Déliée du principe de liberté qui le fonde au plan constitutionnel, une telle autonomisation aurait donc deux défauts majeurs qui s’enchainent l’un l’autre. Elle aurait pour conséquence de mettre ce droit en concurrence avec d’autres droits qui pourraient s’opposer à lui, voire le contester, comme une interprétation extensive de la clause de conscience du médecin ou la supposée prévalence dont pourrait bénéficier le droit de l’enfant à naître, et de réinterroger la pertinence de sa reconnaissance constitutionnelle par rapport à d’autres droits qui revendiqueraient alors de l’être aussi. Mais déliée du principe de liberté qui le sous-tend, cette constitutionnalisation aurait surtout le défaut d’assouplir le seuil des contraintes constitutionnelles qui pèsent sur le législateur qui n’aurait plus à se confronter à l’exigence de justifier une atteinte à l’article 2 de la Déclaration de 1789. Elle fragiliserait donc considérablement ce droit sur le plan juridique face à des volontés politiques demain potentiellement malveillantes à son endroit. Devenant peut-être majorité parlementaire dans l’avenir, elles pourraient alors en neutraliser l’effectivité par les opérations de conciliation qu’elle pourrait réaliser en fonction des objectifs politiques qu’elle chercherait à poursuivre.

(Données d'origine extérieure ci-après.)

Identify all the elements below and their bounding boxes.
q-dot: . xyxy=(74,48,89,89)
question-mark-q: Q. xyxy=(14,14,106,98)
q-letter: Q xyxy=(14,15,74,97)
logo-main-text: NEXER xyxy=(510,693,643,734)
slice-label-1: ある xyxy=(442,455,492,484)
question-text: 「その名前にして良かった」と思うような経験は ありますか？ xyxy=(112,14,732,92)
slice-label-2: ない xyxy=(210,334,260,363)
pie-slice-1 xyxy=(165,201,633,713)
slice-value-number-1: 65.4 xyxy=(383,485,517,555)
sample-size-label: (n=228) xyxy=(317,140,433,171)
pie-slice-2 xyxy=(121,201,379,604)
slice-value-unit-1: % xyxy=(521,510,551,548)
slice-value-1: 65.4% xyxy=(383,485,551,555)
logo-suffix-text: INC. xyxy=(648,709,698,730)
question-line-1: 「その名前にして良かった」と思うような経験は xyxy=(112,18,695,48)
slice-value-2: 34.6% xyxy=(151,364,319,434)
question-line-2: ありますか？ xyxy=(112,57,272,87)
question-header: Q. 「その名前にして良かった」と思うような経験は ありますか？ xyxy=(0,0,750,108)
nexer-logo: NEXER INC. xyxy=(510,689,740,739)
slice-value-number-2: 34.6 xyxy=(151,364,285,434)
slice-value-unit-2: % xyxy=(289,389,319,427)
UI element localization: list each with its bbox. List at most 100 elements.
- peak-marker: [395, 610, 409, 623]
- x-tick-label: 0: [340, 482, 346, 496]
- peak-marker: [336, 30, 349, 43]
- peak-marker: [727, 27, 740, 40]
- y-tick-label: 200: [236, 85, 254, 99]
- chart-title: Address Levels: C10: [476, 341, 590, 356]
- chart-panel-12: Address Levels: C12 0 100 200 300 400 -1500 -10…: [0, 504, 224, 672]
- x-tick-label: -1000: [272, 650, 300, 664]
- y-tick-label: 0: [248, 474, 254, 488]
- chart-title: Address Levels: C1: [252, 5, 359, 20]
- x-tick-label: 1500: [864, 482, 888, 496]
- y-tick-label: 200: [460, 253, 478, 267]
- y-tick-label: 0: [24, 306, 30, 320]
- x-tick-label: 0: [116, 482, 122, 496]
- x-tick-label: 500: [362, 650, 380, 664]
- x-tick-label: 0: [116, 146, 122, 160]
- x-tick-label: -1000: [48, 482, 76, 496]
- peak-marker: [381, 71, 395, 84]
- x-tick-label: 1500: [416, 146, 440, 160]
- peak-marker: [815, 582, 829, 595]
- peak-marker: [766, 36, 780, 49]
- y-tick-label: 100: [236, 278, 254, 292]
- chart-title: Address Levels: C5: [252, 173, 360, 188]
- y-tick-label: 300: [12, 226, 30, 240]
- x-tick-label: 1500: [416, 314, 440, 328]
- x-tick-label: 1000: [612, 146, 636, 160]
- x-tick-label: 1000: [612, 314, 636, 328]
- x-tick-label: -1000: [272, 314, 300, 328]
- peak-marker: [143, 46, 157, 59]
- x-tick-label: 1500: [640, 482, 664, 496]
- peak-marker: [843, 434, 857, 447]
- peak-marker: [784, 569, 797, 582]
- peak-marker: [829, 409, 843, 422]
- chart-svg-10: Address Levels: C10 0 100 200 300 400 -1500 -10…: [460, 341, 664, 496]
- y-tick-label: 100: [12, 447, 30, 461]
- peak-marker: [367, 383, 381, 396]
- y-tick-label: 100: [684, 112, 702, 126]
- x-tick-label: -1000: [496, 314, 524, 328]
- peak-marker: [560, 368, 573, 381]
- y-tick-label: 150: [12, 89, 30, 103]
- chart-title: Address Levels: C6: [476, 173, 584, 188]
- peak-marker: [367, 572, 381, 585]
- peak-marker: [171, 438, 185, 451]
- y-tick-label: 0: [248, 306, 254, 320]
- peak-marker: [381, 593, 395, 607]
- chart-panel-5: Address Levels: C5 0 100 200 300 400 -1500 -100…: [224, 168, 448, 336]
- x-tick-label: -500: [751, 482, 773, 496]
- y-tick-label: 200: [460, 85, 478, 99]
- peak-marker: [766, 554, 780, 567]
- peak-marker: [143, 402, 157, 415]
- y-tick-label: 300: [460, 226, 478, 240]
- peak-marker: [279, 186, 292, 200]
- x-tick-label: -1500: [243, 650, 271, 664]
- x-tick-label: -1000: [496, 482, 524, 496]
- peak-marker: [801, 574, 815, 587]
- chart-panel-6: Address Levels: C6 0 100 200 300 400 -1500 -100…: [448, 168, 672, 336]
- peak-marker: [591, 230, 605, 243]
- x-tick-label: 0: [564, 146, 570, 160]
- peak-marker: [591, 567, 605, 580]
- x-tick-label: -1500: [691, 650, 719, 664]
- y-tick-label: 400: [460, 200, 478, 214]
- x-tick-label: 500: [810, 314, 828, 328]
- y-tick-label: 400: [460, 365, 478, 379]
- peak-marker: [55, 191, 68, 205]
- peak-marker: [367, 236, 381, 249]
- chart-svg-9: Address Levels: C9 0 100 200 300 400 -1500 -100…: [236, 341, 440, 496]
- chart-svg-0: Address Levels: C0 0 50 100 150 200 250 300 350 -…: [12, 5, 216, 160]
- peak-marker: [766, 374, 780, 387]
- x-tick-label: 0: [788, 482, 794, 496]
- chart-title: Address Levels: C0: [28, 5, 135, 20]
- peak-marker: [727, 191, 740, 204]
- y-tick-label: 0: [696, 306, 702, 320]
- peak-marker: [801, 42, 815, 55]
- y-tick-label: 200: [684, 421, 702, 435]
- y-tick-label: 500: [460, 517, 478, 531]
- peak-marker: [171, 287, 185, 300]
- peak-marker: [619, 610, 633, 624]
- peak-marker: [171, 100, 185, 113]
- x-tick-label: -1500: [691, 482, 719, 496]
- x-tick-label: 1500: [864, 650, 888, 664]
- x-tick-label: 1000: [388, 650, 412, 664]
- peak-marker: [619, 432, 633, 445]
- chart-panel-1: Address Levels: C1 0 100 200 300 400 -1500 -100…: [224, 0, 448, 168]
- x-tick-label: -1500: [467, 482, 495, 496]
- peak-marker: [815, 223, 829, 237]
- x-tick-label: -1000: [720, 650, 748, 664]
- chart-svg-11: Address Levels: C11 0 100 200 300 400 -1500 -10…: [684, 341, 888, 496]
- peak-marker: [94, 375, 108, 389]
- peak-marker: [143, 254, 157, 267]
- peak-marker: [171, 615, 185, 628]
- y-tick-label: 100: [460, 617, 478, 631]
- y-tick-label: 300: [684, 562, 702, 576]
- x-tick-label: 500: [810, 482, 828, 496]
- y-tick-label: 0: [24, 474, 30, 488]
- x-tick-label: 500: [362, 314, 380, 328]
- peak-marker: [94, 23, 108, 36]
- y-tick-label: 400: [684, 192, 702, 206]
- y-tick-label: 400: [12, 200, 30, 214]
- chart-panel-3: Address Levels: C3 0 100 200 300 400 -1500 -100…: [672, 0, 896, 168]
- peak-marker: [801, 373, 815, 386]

Dans un tel contexte, la constitutionnalisation d’ « une liberté garantie » dans l’art. 34 C. 58 n’apporterait rien de plus au plan juridique pour le droit à l’IVG. Au mieux, elle aurait peut-être l’avantage d’éteindre ce mauvais débat politique sans défaire frontalement ce que le droit constitutionnel leur a patiemment construit depuis 50 ans. Ce serait déjà beaucoup dans un débat finalement perturbé par une instrumentalisation politique de la Constitution qui pourrait avoir pour conséquence, et à l’inverse des effets recherchés, de dégrader voire menacer même la liberté des femmes à disposer de leur corps. Comme disait Montesquieu, « Le mieux n’est-il pas le mortel ennemi du bien ? »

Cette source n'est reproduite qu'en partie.